Mac Martin, Program Specialist in College Station, received the D.A. “Andy” Anderson Information and Education Award for his work in reaching non-traditional partners and engaging them in conservation efforts. Martin developed Green Futures — the Corporate Sustainability Partnership, which connects corporate funding to nonprofit organizations to implement urban forestry projects in areas in need of ecosystem benefits provided by trees and forests.
Erin Davis, Staff Forester in Kerrville, was recognized with the Bruce Miles Natural Resource Professional Award for her initiative to serve in a greater capacity each year, while providing technical assistance to landowners with forest health issues in Central Texas. Davis promotes natural resource management and the forestry profession to women across the state, helps coordinate Women in the Woods workshops and helps lead the Women in Conservation camp.

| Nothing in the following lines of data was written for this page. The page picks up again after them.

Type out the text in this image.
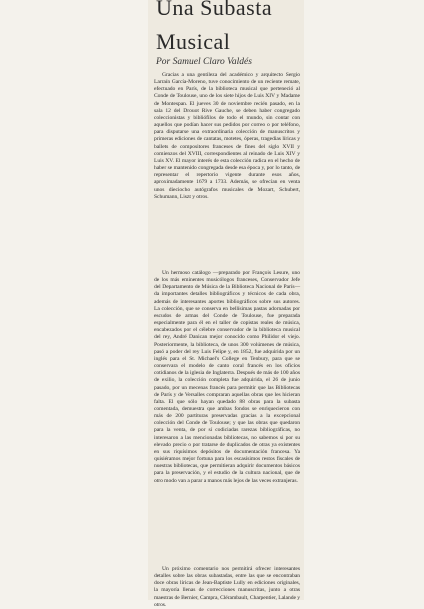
Una Subasta
Musical

Por Samuel Claro Valdés

Gracias a una gentileza del académico y arquitecto Sergio Larraín García-Moreno, tuve conocimiento de un reciente remate, efectuado en París, de la biblioteca musical que perteneció al Conde de Toulouse, uno de los siete hijos de Luis XIV y Madame de Montespan. El jueves 30 de noviembre recién pasado, en la sala 12 del Drouot Rive Gauche, se deben haber congregado coleccionistas y bibliófilos de todo el mundo, sin contar con aquellos que podían hacer sus pedidos por correo o por teléfono, para disputarse una extraordinaria colección de manuscritos y primeras ediciones de cantatas, motetes, óperas, tragedias líricas y ballets de compositores franceses de fines del siglo XVII y comienzos del XVIII, correspondientes al reinado de Luis XIV y Luis XV. El mayor interés de esta colección radica en el hecho de haber se mantenido congregada desde esa época y, por lo tanto, de representar el repertorio vigente durante esos años, aproximadamente 1679 a 1733. Además, se ofrecían en venta unos dieciocho autógrafos musicales de Mozart, Schubert, Schumann, Liszt y otros.

Un hermoso catálogo —preparado por François Lesure, uno de los más eminentes musicólogos franceses, Conservador Jefe del Departamento de Música de la Biblioteca Nacional de París— da importantes detalles bibliográficos y técnicos de cada obra, además de interesantes aportes bibliográficos sobre sus autores. La colección, que se conserva en bellísimas pastas adornadas por escudos de armas del Conde de Toulouse, fue preparada especialmente para él en el taller de copistas reales de música, encabezados por el célebre conservador de la biblioteca musical del rey, André Danican mejor conocido como Philidor el viejo. Posteriormente, la biblioteca, de unos 300 volúmenes de música, pasó a poder del rey Luis Felipe y, en 1852, fue adquirida por un inglés para el St. Michael's College en Tenbury, para que se conservara el modelo de canto coral francés en los oficios cotidianos de la iglesia de Inglaterra. Después de más de 100 años de exilio, la colección completa fue adquirida, el 26 de junio pasado, por un mecenas francés para permitir que las Bibliotecas de París y de Versalles compraran aquellas obras que les hicieran falta. El que sólo hayan quedado 88 obras para la subasta comentada, demuestra que ambas fondos se enriquecieron con más de 200 partituras preservadas gracias a la excepcional colección del Conde de Toulouse; y que las obras que quedaron para la venta, de por sí codiciadas rarezas bibliográficas, no interesaron a las mencionadas bibliotecas, no sabemos si por su elevado precio o por tratarse de duplicados de otras ya existentes en sus riquísimos depósitos de documentación francesa. Ya quisiéramos mejor fortuna para los escasísimos restos fiscales de nuestras bibliotecas, que permitieran adquirir documentos básicos para la preservación, y el estudio de la cultura nacional, que de otro modo van a parar a manos más lejos de las veces extranjeras.

Un próximo comentario nos permitirá ofrecer interesantes detalles sobre las obras subastadas, entre las que se encontraban doce obras líricas de Jean-Baptiste Lully en ediciones originales, la mayoría llenas de correcciones manuscritas, junto a otras maestras de Bernier, Campra, Clérambault, Charpentier, Lalande y otros.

Dee Bell, Resource Specialist in Palestine, received the Charles Krenek Award for Resource Specialist for his role in supporting all agency programs, including working with landowners and fire departments, wildland firefighting and disaster response. Bell is a mentor to others and serves as the District Fire Coordinator while overseeing the district reforestation program.
The After the Fire Recovery Workshops were recognized as the agency’s best interdivisional project with the Director’s Award for Team Effort. The workshops help landowners evaluate their losses and plan for landscape and ecosystem recovery following wildfires. Workshops were held in Stephenville, Abilene, Carbon and Glen Rose, with more than 125 people attending.
Team members are Karl Flocke, Woodland Ecologist; Robert Hawthorne; Staff Forester; Jeff McFall, Staff Forester; Stuart Morris, Regional Wildland Urban Interface Coordinator; Kimberlee Peterson, Woodland Ecologist; Kim Prichard, Program Specialist; and Adam Turner, Regional Wildland Urban Interface Coordinator.